- Born: Morton Aaron Suckno January 30, 1929 Newark, New Jersey, United States
- Died: November 11, 1991 (aged 62) Encino, California, United States
- Occupations: Composer

= Morton Stevens =

American television and film score composer

Morton Stevens (January 30, 1929 - November 11, 1991) was an American film score composer. In 1965, he became director of music for CBS West Coast operations. He is probably best known for composing the theme music for Hawaii Five-O, a CBS television series for which he won two Emmy Awards in 1970 and 1974, and was a gold record for The Ventures. Stevens was taught by Oscar-winning composer Jerry Goldsmith, with whom he frequently collaborated on other projects.

==Biography==
Stevens graduated from the Juilliard School in 1950, and within a few years began working as an arranger/conductor for Sammy Davis Jr. After Davis's longtime conductor, George Rhodes, died in 1985, Stevens was among those who filled that role again sporadically until Davis' death in 1990. In his later years, Stevens worked as conductor for other Vegas legends, including Jerry Lewis, and was musical director for the "Rat Pack" tour featuring Davis, Frank Sinatra, Dean Martin, and—after Martin quit—Liza Minnelli. His classic theme for Hawaii Five-O was later re-recorded for the remake of the television series in 2010. He won two Primetime Emmy Award for Outstanding Music Composition for a Series for his work on Hawaii Five-O and was nominated seven other times for work on television programs, including the 1969 Hawaii Five-O pilot episode, Gunsmoke and Police Woman.

His film work included scores for films and TV movies such as Wild and Wonderful (1964), The Spy with My Face (1965), Deadly Harvest (1972), The Strangers in 7A (1972), The Horror at 37,000 Feet (1973), The Disappearance of Flight 412 (1974), Code Name: Diamond Head (1977), Wheels (1978), The One Man Jury (1978), Women in White (1979), Great White (1982) They Still Call Me Bruce (1987), Act of Piracy (1988) and the Jerry Lewis films Hardly Working (1980), Slapstick of Another Kind (1982) and Cracking Up (1983).

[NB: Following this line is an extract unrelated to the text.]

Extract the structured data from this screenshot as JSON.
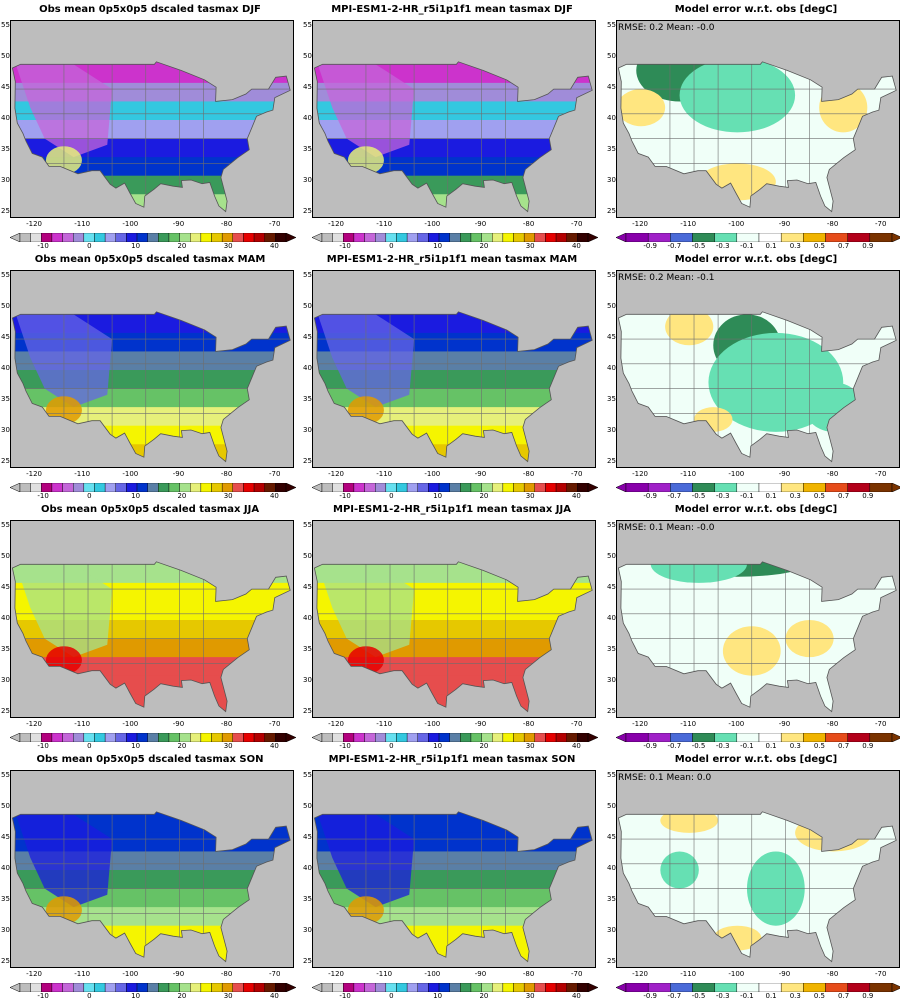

In addition to "Hawaii Five-O", Stevens worked on the earlier smash 1960s CBS Television series dealing with an island of a different kind: "Gilligan's Island", 1964–1967, collaborating on the series with composers John Williams, Gerald Fried, Frank Comstock, and Lyn Murray.

A musical cue by Stevens from Hawaii Five-O was adapted into the introductory music used to accompany the logo for CBS specials from 1973 to 1991. Stevens also composed "So Old, So Young", used as the theme music (in two separate arrangements) for CBS' primetime (from 1966 to 1978) and late night (from 1972 to 1985) movie broadcasts.

Stevens died of pancreatic cancer in Encino, California at the age of 62.